Dec 25, 2008

2008.10.29 「X v. 三菱化学」 知財高裁平成20年(ネ)10039

職務発明の相当の対価請求権の消滅時効: 知財高裁平成20年(ネ)10039

原判決: 2008.02.29 「A v. 三菱化学」 東京地裁平成19年(ワ)12522

【背景】
被控訴人(三菱化学)の元従業員である控訴人(X)が、被控訴人に対し、職務発明に係る特許権について相当対価の支払を求めた。被控訴人は、相当の対価請求権は時効により消滅したと主張した。
本件発明は、職務発明であり、被控訴人は控訴人ら共同発明者から特許を受ける権利を承継、特許出願をし、特許(第1466481号;第1835237号)を得た。本件発明に係る医薬品は、商品名「アンプラーグ」(ANPLAG、一般名: 塩酸サルポグレラート(Sarpogrelate Hydrochloride)、5-HT2ブロッカー)であり、被控訴人は、製造承認を受け、平成5年10月7日に発売を開始していた。

原審の東京地裁は、控訴人の本件発明に係る相当の対価請求権は、その時効起算点から既に10年以上が経過しており、消滅時効が完成したとして、控訴人の請求を棄却した。これを不服とする控訴人が本件控訴を提起した。

【要旨】
裁判所は、
「勤務規則等に,使用者等が従業者等に対して支払うべき対価の支払時期に関する条項がある場合には,その支払時期が相当の対価の支払を受ける権利の消滅時効の起算点となると解するのが相当である(最高裁平成15年4月22日第三小法廷判決・民集57巻4号477頁参照)。そして特許法旧35条3項に基づく相当の対価の支払を受ける権利は,同条により認められた法定の債権であるから,権利を行使することができる時から10年の経過によって消滅する(民法166条1項,167条1項)。
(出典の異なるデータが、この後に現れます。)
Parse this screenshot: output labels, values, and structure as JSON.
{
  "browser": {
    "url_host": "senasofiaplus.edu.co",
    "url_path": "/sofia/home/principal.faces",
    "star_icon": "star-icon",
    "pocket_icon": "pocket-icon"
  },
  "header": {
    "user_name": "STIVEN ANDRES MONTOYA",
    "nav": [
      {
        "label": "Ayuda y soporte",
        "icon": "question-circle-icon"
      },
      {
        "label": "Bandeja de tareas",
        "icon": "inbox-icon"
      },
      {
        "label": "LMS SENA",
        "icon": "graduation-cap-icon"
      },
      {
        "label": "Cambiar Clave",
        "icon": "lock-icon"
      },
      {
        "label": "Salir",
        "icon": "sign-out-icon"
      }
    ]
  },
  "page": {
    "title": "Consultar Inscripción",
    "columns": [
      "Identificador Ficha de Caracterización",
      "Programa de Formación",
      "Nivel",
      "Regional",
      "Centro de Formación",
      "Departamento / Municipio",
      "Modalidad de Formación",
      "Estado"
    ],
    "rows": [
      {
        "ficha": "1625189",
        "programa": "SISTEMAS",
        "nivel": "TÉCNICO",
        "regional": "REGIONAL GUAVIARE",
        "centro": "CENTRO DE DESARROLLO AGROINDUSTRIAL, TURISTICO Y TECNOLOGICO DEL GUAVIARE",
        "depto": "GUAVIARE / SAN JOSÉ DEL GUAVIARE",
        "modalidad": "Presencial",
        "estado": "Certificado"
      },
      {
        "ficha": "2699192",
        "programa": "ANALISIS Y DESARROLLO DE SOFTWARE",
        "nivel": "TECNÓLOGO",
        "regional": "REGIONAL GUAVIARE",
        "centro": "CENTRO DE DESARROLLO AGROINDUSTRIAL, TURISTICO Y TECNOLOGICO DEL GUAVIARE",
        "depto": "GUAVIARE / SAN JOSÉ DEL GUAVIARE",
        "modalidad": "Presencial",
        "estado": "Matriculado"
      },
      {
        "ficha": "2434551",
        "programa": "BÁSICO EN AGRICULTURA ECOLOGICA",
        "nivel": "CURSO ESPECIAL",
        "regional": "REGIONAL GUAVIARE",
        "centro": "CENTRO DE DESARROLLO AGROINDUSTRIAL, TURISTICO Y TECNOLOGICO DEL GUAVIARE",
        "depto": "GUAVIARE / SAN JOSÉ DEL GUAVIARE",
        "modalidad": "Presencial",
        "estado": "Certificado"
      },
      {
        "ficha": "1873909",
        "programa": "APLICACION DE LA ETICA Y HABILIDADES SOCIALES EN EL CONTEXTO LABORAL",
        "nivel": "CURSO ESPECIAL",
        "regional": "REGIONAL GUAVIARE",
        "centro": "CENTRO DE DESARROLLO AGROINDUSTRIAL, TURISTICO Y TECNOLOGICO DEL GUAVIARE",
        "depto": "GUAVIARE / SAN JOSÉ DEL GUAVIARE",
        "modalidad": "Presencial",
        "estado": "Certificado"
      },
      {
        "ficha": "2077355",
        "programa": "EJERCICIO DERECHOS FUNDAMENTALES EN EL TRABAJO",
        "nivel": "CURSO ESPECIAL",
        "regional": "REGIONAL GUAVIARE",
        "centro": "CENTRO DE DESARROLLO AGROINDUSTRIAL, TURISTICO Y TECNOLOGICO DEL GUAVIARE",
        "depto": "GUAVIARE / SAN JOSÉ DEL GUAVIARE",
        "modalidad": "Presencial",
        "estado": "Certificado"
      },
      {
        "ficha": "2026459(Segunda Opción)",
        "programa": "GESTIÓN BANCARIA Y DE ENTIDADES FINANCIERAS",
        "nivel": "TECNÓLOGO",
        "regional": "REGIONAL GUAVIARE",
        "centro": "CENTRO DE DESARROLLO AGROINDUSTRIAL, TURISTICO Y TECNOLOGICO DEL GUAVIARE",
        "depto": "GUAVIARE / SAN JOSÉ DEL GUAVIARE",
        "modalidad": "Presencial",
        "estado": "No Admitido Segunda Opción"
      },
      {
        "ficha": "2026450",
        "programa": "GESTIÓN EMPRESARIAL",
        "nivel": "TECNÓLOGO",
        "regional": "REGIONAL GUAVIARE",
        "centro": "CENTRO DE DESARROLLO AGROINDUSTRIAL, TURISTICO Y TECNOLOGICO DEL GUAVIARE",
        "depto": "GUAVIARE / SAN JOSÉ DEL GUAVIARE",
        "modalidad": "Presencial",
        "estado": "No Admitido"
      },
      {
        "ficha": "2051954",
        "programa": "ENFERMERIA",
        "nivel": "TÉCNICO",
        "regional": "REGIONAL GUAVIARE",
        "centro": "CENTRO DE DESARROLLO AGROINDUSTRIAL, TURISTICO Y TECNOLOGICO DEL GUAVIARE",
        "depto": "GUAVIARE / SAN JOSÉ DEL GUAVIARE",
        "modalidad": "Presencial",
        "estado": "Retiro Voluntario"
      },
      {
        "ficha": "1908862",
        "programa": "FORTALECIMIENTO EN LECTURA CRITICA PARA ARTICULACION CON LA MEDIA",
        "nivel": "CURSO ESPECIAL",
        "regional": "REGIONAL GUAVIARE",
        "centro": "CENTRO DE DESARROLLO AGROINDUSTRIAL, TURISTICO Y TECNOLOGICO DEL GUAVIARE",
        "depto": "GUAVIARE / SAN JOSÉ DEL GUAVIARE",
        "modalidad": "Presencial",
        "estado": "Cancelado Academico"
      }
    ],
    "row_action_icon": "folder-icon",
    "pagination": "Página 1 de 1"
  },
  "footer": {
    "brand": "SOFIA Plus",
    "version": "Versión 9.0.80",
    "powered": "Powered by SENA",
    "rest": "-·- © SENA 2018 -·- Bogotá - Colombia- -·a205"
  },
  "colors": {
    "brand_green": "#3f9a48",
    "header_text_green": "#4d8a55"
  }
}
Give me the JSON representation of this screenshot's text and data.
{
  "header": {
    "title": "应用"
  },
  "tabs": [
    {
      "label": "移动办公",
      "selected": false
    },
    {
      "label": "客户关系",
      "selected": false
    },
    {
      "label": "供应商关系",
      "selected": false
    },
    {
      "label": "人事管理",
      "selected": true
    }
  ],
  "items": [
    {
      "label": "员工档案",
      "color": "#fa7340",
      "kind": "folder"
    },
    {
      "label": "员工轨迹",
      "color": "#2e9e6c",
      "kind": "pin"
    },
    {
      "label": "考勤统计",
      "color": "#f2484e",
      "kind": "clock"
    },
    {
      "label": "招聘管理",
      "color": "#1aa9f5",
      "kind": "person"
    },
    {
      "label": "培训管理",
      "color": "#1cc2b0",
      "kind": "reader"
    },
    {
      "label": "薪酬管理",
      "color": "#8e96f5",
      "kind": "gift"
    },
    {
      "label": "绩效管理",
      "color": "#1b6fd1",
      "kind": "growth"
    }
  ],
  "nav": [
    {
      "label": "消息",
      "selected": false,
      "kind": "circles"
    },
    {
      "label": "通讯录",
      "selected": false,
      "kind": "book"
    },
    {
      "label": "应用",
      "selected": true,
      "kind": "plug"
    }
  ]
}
」
との一般原則を示し、以上の見地に立って本件について検討した。

裁判所は、
「~実績補償は本件発明等取扱規則9条が定めるように「会社が…発明等を実施し,その効果が顕著である」ときに支払時期が到来するものであるが,会社が発明を実施し,その効果を判定するためには一定の期間経過を必要とすることは道理であるから,上記規則9条は,会社が発明を実施しその効果を判定できるような一定期間の経過をもって実績補償に係る対価請求債権の支払時期が到来することを定めたものと解するのが相当である。」
とし、
本件社内規則の記載内容から解釈して、
「~本件発明等取扱規則9条における実績補償の支払時期を決する前提となる発明の客観的価値を認定するために必要とされる期間は5年ということになる。以上によれば,本件発明等取扱規則9条における実績補償に係る相当対価の支払請求債権は,各職務発明の実施から5年を経過した時点が消滅時効の起算点となる」
と判断した。

従って、
「控訴人の本訴請求債権は時効消滅しておらず,本訴請求の当否を判断するには,相当対価額について実体審理をする必要がある。」
と結論した。

原判決を取り消す。本件を東京地方裁判所に差し戻す。

【コメント】
職務発明対価の支払時期については特許法に規定はないため、勤務規則等に支払時期に関する条項がある場合には、その支払時期が対価支払を受ける権利の消滅時効の起算点となる。本件のように、その支払時期が明確でないときは、社内規定の内容から導くことになるようである。